Muere Francisco Brines, la última voz de la Generación del 50

El Premio Cervantes 2020 ha fallecido a los 89 años

Hace escasas fechas, el escritor y profesor Pedro García Cueto publicaba, en la editorial Huerga & Fierro, un libro de poesía sobre el último premio Cervantes, Francisco Brines, el poeta que fuera visitado por los reyes Felipe VI y Letizia, en su casa de Elca, en el capo de Oliva –donde había nacido en 1932–, para darle en mano el mayor galardón de nuestras letras.

Así, en “Francisco Brines, el otoño de un poeta”, este especialista en poesía española, autor de tres ensayos sobre la vida y la obra de Juan Gil-Albert y otro sobre doce poetas valencianos contemporáneos, llevaba a cabo el propósito siguiente: reivindicar su poesía desde las influencias de Juan Ramón Jiménez y Luis Cernuda; lo hacía recorriendo toda la obra del autor valenciano, haciendo hincapié en su profunda poesía existencial y metafísica, en los temas del tiempo y en el recuerdo de la infancia.

Esa larga andadura que ha tenido un colofón cervantino siempre se mantuvo en el estío, en la primavera, podría decirse, por su viveza de escritura, por el interés que suscitaban sus libros, desde su debut, inmejorable para un poeta, con “Las brasas” (1959), pues ganó con él el Premio Adonais.

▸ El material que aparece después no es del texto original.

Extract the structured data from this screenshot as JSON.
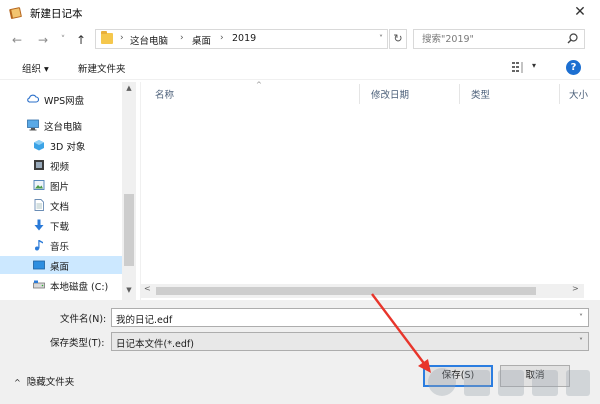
{
  "window": {
    "title": "新建日记本",
    "close_glyph": "✕"
  },
  "nav": {
    "back_glyph": "←",
    "forward_glyph": "→",
    "recent_glyph": "˅",
    "up_glyph": "↑"
  },
  "address": {
    "crumbs": [
      "这台电脑",
      "桌面",
      "2019"
    ],
    "separator": "›",
    "dropdown_glyph": "˅",
    "refresh_glyph": "↻"
  },
  "search": {
    "placeholder": "搜索\"2019\""
  },
  "toolbar": {
    "organize_label": "组织 ▾",
    "new_folder_label": "新建文件夹",
    "view_dropdown_glyph": "▾",
    "help_glyph": "?"
  },
  "sidebar": {
    "items": [
      {
        "label": "WPS网盘",
        "icon": "cloud-icon"
      },
      {
        "label": "这台电脑",
        "icon": "computer-icon"
      },
      {
        "label": "3D 对象",
        "icon": "3d-objects-icon"
      },
      {
        "label": "视频",
        "icon": "video-icon"
      },
      {
        "label": "图片",
        "icon": "pictures-icon"
      },
      {
        "label": "文档",
        "icon": "documents-icon"
      },
      {
        "label": "下载",
        "icon": "download-icon"
      },
      {
        "label": "音乐",
        "icon": "music-icon"
      },
      {
        "label": "桌面",
        "icon": "desktop-icon",
        "selected": true
      },
      {
        "label": "本地磁盘 (C:)",
        "icon": "drive-icon"
      }
    ]
  },
  "filelist": {
    "columns": [
      "名称",
      "修改日期",
      "类型",
      "大小"
    ],
    "sort_glyph": "^",
    "left_arrow": "<",
    "right_arrow": ">"
  },
  "form": {
    "filename_label": "文件名(N):",
    "filename_value": "我的日记.edf",
    "filetype_label": "保存类型(T):",
    "filetype_value": "日记本文件(*.edf)",
    "dropdown_glyph": "˅"
  },
  "footer": {
    "hide_folders_label": "隐藏文件夹",
    "hide_folders_caret": "^",
    "save_label": "保存(S)",
    "cancel_label": "取消"
  },
  "colors": {
    "accent": "#1c6fd1",
    "selection": "#cce8ff",
    "annotation_arrow": "#e8352b",
    "folder": "#f5c74c"
  }
}
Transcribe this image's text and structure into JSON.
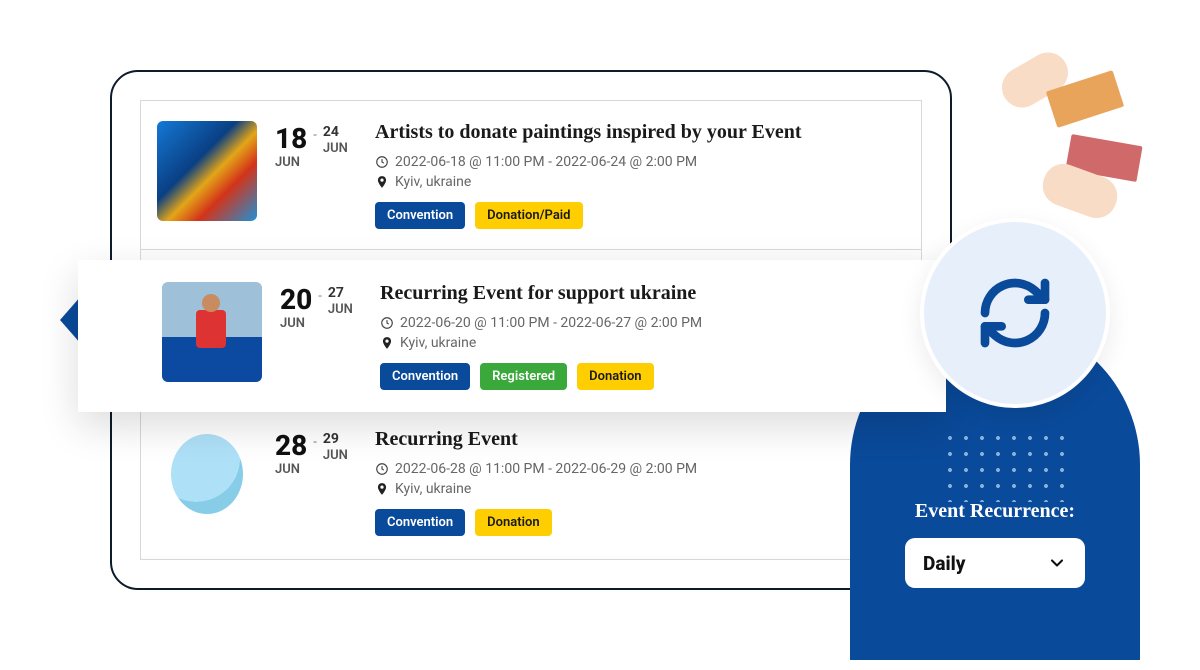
{
  "events": [
    {
      "img_name": "painting-thumb",
      "start_day": "18",
      "start_mon": "JUN",
      "end_day": "24",
      "end_mon": "JUN",
      "title": "Artists to donate paintings inspired by your Event",
      "datetime": "2022-06-18 @ 11:00 PM - 2022-06-24 @ 2:00 PM",
      "location": "Kyiv, ukraine",
      "tags": [
        "Convention",
        "Donation/Paid"
      ],
      "tag_styles": [
        "blue",
        "yellow"
      ]
    },
    {
      "img_name": "runner-thumb",
      "start_day": "20",
      "start_mon": "JUN",
      "end_day": "27",
      "end_mon": "JUN",
      "title": "Recurring Event for support ukraine",
      "datetime": "2022-06-20 @ 11:00 PM - 2022-06-27 @ 2:00 PM",
      "location": "Kyiv, ukraine",
      "tags": [
        "Convention",
        "Registered",
        "Donation"
      ],
      "tag_styles": [
        "blue",
        "green",
        "yellow"
      ]
    },
    {
      "img_name": "balloon-thumb",
      "start_day": "28",
      "start_mon": "JUN",
      "end_day": "29",
      "end_mon": "JUN",
      "title": "Recurring Event",
      "datetime": "2022-06-28 @ 11:00 PM - 2022-06-29 @ 2:00 PM",
      "location": "Kyiv, ukraine",
      "tags": [
        "Convention",
        "Donation"
      ],
      "tag_styles": [
        "blue",
        "yellow"
      ]
    }
  ],
  "recurrence": {
    "label": "Event Recurrence:",
    "selected": "Daily"
  },
  "icons": {
    "clock": "clock-icon",
    "pin": "location-pin-icon",
    "refresh": "refresh-icon",
    "chevron": "chevron-down-icon"
  }
}
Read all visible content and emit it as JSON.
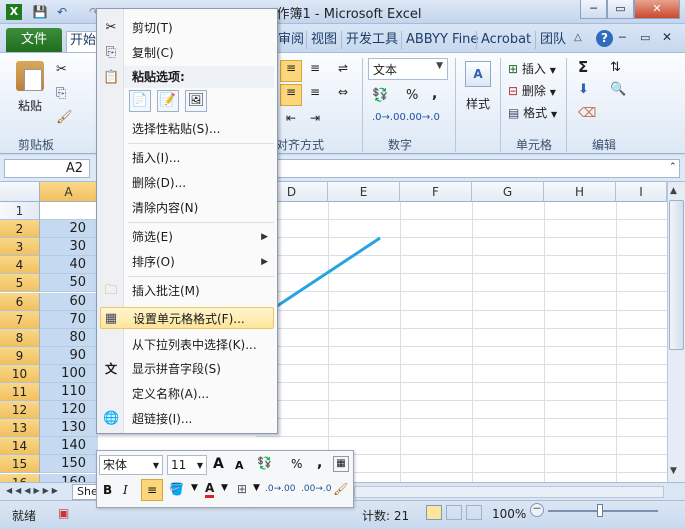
{
  "window": {
    "title": "工作簿1 - Microsoft Excel"
  },
  "quick_access": {
    "save": "💾",
    "undo": "↶",
    "redo": "↷"
  },
  "window_buttons": {
    "minimize": "─",
    "restore": "▭",
    "close": "✕"
  },
  "tabs": {
    "file": "文件",
    "items": [
      "开始",
      "审阅",
      "视图",
      "开发工具",
      "ABBYY Fine",
      "Acrobat",
      "团队"
    ],
    "help": "?"
  },
  "ribbon": {
    "clipboard": {
      "paste": "粘贴",
      "label": "剪贴板"
    },
    "alignment": {
      "label": "对齐方式"
    },
    "number": {
      "format_value": "文本",
      "percent": "%",
      "comma": ",",
      "label": "数字"
    },
    "styles": {
      "label": "样式"
    },
    "cells": {
      "insert": "插入",
      "delete": "删除",
      "format": "格式",
      "label": "单元格"
    },
    "editing": {
      "sum": "Σ",
      "label": "编辑"
    }
  },
  "formula_bar": {
    "name_box": "A2"
  },
  "grid": {
    "columns": [
      "A",
      "D",
      "E",
      "F",
      "G",
      "H",
      "I"
    ],
    "rows": [
      "1",
      "2",
      "3",
      "4",
      "5",
      "6",
      "7",
      "8",
      "9",
      "10",
      "11",
      "12",
      "13",
      "14",
      "15",
      "16"
    ],
    "values": [
      "",
      "20",
      "30",
      "40",
      "50",
      "60",
      "70",
      "80",
      "90",
      "100",
      "110",
      "120",
      "130",
      "140",
      "150",
      "160"
    ]
  },
  "sheet_tab": "She",
  "status": {
    "ready": "就绪",
    "count": "计数: 21",
    "zoom": "100%",
    "minus": "－"
  },
  "context_menu": {
    "items": [
      {
        "label": "剪切(T)",
        "icon": "scissors-icon"
      },
      {
        "label": "复制(C)",
        "icon": "copy-icon"
      },
      {
        "label": "粘贴选项:",
        "icon": "paste-icon"
      },
      {
        "label": "选择性粘贴(S)..."
      },
      {
        "label": "插入(I)..."
      },
      {
        "label": "删除(D)..."
      },
      {
        "label": "清除内容(N)"
      },
      {
        "label": "筛选(E)"
      },
      {
        "label": "排序(O)"
      },
      {
        "label": "插入批注(M)",
        "icon": "comment-icon"
      },
      {
        "label": "设置单元格格式(F)...",
        "icon": "format-cells-icon"
      },
      {
        "label": "从下拉列表中选择(K)..."
      },
      {
        "label": "显示拼音字段(S)",
        "icon": "phonetic-icon"
      },
      {
        "label": "定义名称(A)..."
      },
      {
        "label": "超链接(I)...",
        "icon": "hyperlink-icon"
      }
    ],
    "phonetic_glyph": "文"
  },
  "mini_toolbar": {
    "font": "宋体",
    "size": "11",
    "grow": "A",
    "shrink": "A",
    "percent": "%",
    "comma": ",",
    "bold": "B",
    "italic": "I",
    "align": "≡",
    "decimal_increase": ".0→.00",
    "decimal_decrease": ".00→.0"
  },
  "colors": {
    "accent": "#1a73c8",
    "arrow": "#29a3e0",
    "file_tab": "#2a7a2a",
    "highlight": "#fde59a"
  }
}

García Cueto habla de lo otoñal, lo crepuscular –él, que firmó el libro “El otoño de las rosas”, una suerte de mezcla de pena elegiaco y fulgor vitalista–, en una obra que enseguida fue considerada por los mejores estudiosos, pues no en vano en 1966 obtuvo el Premio Nacional de la Crítica por “Palabras en la oscuridad” (1966) y fue incluido por José Batlló en la “Antología de la nueva poesía española” en 1968. Él, sin embargo, se alejaba de lo que era preponderante en aquella época, la poesía de corte social dentro de un contexto que ha resultado de gran atractivo para diversos especialistas, que lo han tratado casi como de un despertar artístico en relación a las poéticas anteriores.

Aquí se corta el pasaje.